I wanted to start playing on Tegaki, but with the jumpy issue.. Iunno.
Also, it works fine on SAI.
So like, I was wondering if there was a setting issue. :c


----------



## Smelge (Mar 13, 2010)

You got the proper drivers installed and stuff?

Only thing I can think of, is that stuff like Sai might have certain scripts or whatever that can handle tablet input without actual drivers, while Paint won't because it's pretty basic.


----------



## Satoshi (Mar 13, 2010)

I did the installation disk and everything :v It's weird how it doesn't work smoothly like it should.


----------



## Grimfang (Mar 13, 2010)

What kind of tablet do you have?

I have a Bamboo Fun and SAI, and they both work fine on Windows 7. What I'd recommend is going to the manufacturer's website, and downloading the most updated drivers.

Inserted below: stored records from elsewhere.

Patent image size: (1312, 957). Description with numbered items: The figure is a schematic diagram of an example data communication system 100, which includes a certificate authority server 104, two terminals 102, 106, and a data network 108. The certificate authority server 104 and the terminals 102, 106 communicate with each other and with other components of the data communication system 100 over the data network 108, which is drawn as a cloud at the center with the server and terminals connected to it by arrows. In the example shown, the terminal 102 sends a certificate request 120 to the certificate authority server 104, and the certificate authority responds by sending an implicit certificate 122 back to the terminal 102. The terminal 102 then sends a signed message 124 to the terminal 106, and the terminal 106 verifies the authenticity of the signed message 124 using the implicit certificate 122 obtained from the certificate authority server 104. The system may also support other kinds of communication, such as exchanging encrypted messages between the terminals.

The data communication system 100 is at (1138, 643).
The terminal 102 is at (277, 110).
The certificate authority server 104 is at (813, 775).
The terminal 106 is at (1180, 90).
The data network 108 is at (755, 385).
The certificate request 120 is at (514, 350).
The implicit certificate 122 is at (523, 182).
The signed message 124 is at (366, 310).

I did that, since many drivers I previously had on Vista don't function at all on Windows 7.


----------



## TheKyleIsHere (Mar 13, 2010)

do you have any other tablets installed? Have you checked Wacom's website for new drivers?


----------



## Taralack (Mar 13, 2010)

Definitely check the Wacom site for new drivers, often the disc doesn't have the latest version.


----------



## Arshes Nei (Mar 13, 2010)

If you're using Windows 7 disable the PC Tablet input. For some really retarded reason Windows 7 added that as a default. It messes up the feedback between the tablet and the wacom driver.

http://www.conceptart.org/forums/showthread.php?t=169338

You should see it under the Control Panel for the Tablet.


----------



## Runefox (Mar 13, 2010)

I'm not too sure, but depending on how severe the jumpiness you're talking about is, it might just boil down to MS Paint being MS Paint. I know that Sai has several methods which smooth the input from the mouse/tablet, whereas MS Paint has absolutely nothing of the sort and wasn't for tablet support in the least.


----------



## Zydala (Mar 14, 2010)

Yeah I'm sort of wondering what you mean by "jumpy" too. Got any examples?


----------



## krisCrash (Mar 14, 2010)

Arshes Nei said:


> If you're using Windows 7 disable the PC Tablet input. For some really retarded reason Windows 7 added that as a default. It messes up the feedback between the tablet and the wacom driver.
> 
> http://www.conceptart.org/forums/showthread.php?t=169338
> 
> You should see it under the Control Panel for the Tablet.


It's impossible to disable it 100% for all applications if you have only Win7 Home Premium, sadly, due to the lack of Group Policy admin tools.
Photoshop etc. disables everything but some art programs are not able to trounce it entirely, such as 3D studio max :/ the problem here is the Flicks though


----------



## Satoshi (Mar 14, 2010)

EDIT:

It's working now! 

Thanks!


----------